Life burned with that dazzling white Mary Oliver writes about. (quoted in the previous post)
But living there, with that white hot fire, also threatened to kill me. Not only because of the bleak depressions that drove me to blood and red fire. Not only because of the grey screen that separated me from all those who loved me, but because of the very glory itself.
Because with the glory came that passion, that need for suffering, delight, risk, and ecstasy. The need for intensity. The need to make something happen in the world that mirrored the intensity that pounded so often in my veins.
In honor of that passion, and in honor of my wife, who has taught me about other ways to live, other experiences to have, other ways to find beauty, I offer a story of how desire for ecstasy could have killed me. (And how hearing voices may have saved my life.)
The Problem of Memoir
There is much about this story that I’m sure does not jive with what really happened. The other major players may disagree about what happened. I may even take some poetic license. But it is largely as I remember it.
I had neglected the electric bill.
I had neglected my student loans.
I was being evicted.
Friends helped get me nearly everything out of my apartment–and oh, please bless Dan, who cleaned out the refrigerator after there being no power for days–and we moved it all into another friend’s barn.
One of my dearest friends, my roommate Morgan, had said to me, “Listen, I want us to stay friends. I love you and I want us to stay together, so I have to move out.” She was right to do it. We’re best friends to this day, though how I deserve that, I have no idea.
The apartment, though, was mostly cleaned out. I realize that I am mixing up timelines here, that I am remembering things out of order and mixed together, and all kinds of emotionally charged events are coming together into this one narrative. But they happened, each of them.
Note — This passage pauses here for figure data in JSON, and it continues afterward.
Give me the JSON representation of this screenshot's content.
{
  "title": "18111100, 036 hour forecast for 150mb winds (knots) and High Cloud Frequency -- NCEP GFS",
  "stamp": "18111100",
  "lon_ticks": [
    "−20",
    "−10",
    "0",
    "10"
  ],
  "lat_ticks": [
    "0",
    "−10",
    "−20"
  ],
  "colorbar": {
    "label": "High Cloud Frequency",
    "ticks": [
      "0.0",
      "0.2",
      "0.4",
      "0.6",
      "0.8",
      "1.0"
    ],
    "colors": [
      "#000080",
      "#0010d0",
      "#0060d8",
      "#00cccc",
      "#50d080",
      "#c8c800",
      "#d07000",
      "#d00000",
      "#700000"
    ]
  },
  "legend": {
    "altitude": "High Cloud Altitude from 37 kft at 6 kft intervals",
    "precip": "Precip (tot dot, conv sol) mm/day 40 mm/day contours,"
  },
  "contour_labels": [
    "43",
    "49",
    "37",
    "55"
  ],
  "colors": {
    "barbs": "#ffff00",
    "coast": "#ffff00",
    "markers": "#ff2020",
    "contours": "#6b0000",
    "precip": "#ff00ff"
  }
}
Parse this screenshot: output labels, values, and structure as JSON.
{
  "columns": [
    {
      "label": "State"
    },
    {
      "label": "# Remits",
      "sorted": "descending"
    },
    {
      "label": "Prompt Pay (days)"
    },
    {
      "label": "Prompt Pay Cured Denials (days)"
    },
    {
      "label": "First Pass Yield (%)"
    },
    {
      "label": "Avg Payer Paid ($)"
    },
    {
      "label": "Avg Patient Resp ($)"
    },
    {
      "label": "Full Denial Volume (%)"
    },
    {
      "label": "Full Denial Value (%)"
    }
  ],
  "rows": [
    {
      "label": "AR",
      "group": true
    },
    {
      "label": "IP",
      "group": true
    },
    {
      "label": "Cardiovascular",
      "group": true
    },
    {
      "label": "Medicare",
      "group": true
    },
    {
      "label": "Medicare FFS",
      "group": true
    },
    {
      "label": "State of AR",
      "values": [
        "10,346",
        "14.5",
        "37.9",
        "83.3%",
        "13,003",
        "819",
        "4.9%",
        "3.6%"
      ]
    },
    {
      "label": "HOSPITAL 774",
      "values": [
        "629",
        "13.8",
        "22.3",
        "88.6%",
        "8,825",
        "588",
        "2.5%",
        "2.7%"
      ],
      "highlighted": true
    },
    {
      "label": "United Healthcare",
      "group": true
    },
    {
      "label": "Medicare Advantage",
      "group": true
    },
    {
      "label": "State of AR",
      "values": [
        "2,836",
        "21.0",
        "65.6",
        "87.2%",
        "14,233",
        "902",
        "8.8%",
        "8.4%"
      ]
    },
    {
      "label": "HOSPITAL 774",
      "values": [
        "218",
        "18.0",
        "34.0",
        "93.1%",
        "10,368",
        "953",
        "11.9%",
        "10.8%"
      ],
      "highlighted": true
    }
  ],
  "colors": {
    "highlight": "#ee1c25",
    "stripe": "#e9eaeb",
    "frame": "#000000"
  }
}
At any rate, one night in January, I sat on the floor with my other dearest friend, Patrick, holding a cauldron in my lap with a candle burning in it. (You know, like you do when all your less important possessions have been moved.) I was crying and crying, staring alternately out at the snowy balcony and at the candle that lit my face against the dark, electricity-less room.
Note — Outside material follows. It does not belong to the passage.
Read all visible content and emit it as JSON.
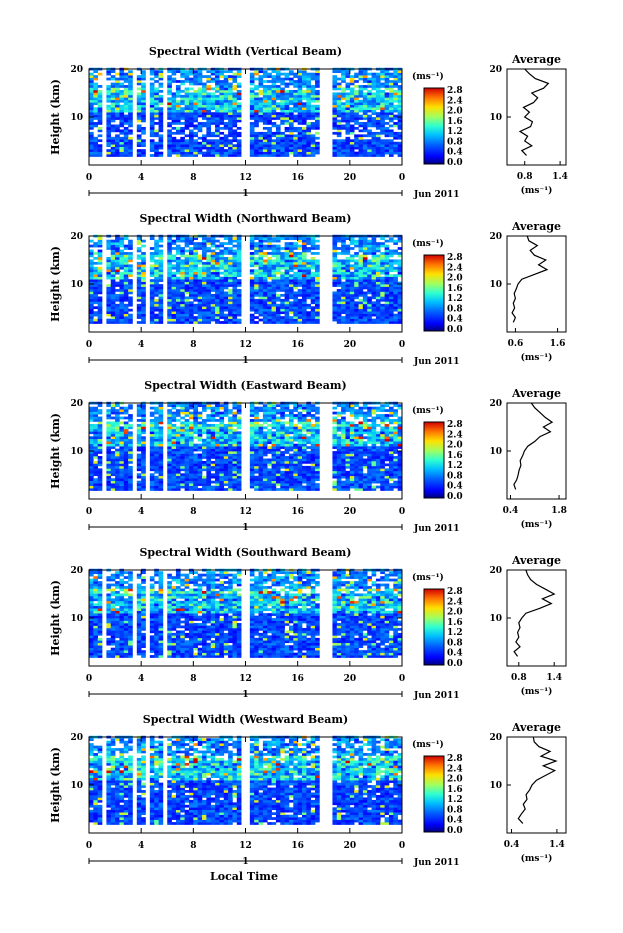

Patrick and I both worked second shift. It was something like 2:30 in the morning, as I recall.
And he said, “Where do you want to be right now?”
I said, “At the Farm. At Four Quarters. I need to see the Stones and the creek.”
I Need to be at the Farm
I answered with no idea that we’d go, that I’d get there. I said it in despair, knowing there was no way we’d get to the Farm, 2 hours or so away, snow on the ground. The road into camp would probably be impassable anyway.
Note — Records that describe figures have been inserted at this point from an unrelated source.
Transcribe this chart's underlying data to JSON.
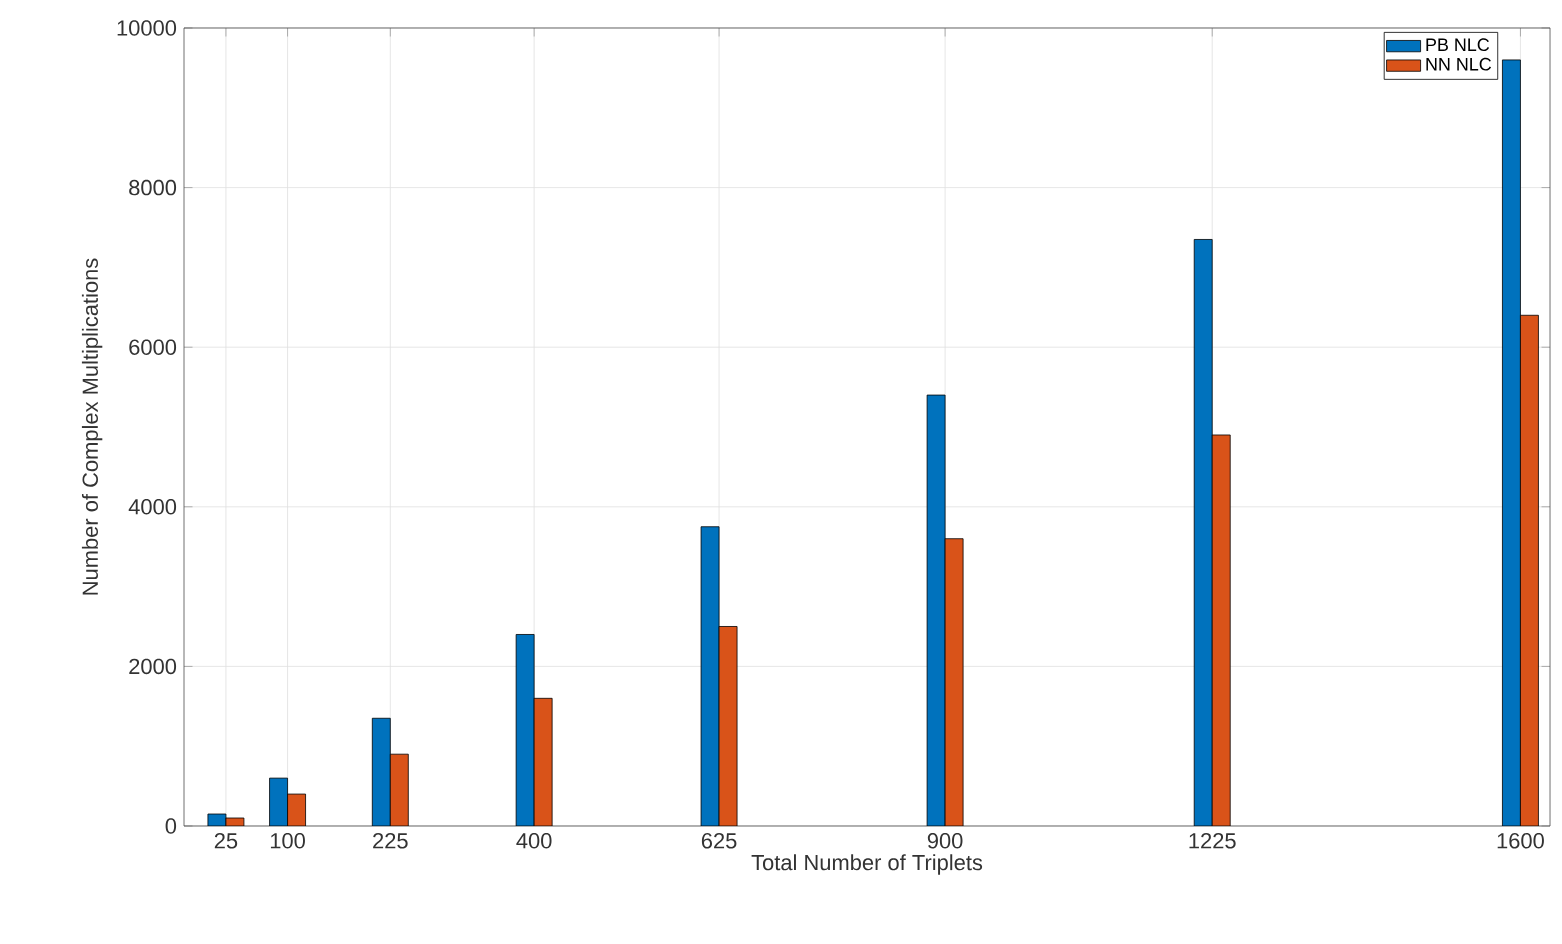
{
  "chart_data": {
    "type": "bar",
    "xlabel": "Total Number of Triplets",
    "ylabel": "Number of Complex Multiplications",
    "x": [
      25,
      100,
      225,
      400,
      625,
      900,
      1225,
      1600
    ],
    "series": [
      {
        "name": "PB NLC",
        "color": "#0072bd",
        "values": [
          150,
          600,
          1350,
          2400,
          3750,
          5400,
          7350,
          9600
        ]
      },
      {
        "name": "NN NLC",
        "color": "#d95319",
        "values": [
          100,
          400,
          900,
          1600,
          2500,
          3600,
          4900,
          6400
        ]
      }
    ],
    "xlim": [
      -26,
      1636
    ],
    "ylim": [
      0,
      10000
    ],
    "xticks": [
      25,
      100,
      225,
      400,
      625,
      900,
      1225,
      1600
    ],
    "yticks": [
      0,
      2000,
      4000,
      6000,
      8000,
      10000
    ],
    "grid": true,
    "legend": "top right"
  }
}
“Let’s go,” Patrick replied.
So we went.
We took Route 26 all the way, driving way too fast, especially for winter, passing herds of deer along the way, grazing on the hills. (None of whom decided to leap in front of us, thanks be to Goddex.) We didn’t take the highway. We wound our way down Standing Stone Parkway, past the golfcourse there. We drove around the curve we called “Death Gravel” (Later we would learn a little shortcut that avoided it.).
It was dark, dark. But the sky was clear and there was a moon. Not full, I don’t think because I remember the stars so vividly.
And then we turned onto Silver Mills Road, just before the road sign for Northcraft, just after the little bridge over the creek. From Silver Mills Road we passed the Conrads’ farm and onto the Land of Four Quarters.
It was too early for anyone to be awake at the Farmhouse, so we drove on by, Patrick being careful, as we always said, to drive on the high parts, so as not to fall into one of the pits along the unpaved, ungraveled road. Up to the High Meadow. Down. Up again to where the Stone Circle–o, so small you were then; just so many dreams–was, like something close to five or seven Stones. Up to where the Fire Circle was on our right where in the summer one year there’d be a sign that said, “Freedom is not license.”
And down, down, down to the Big Bottoms. Down to the place I most wanted to be.
To Sideling Hill Creek in the depth of January.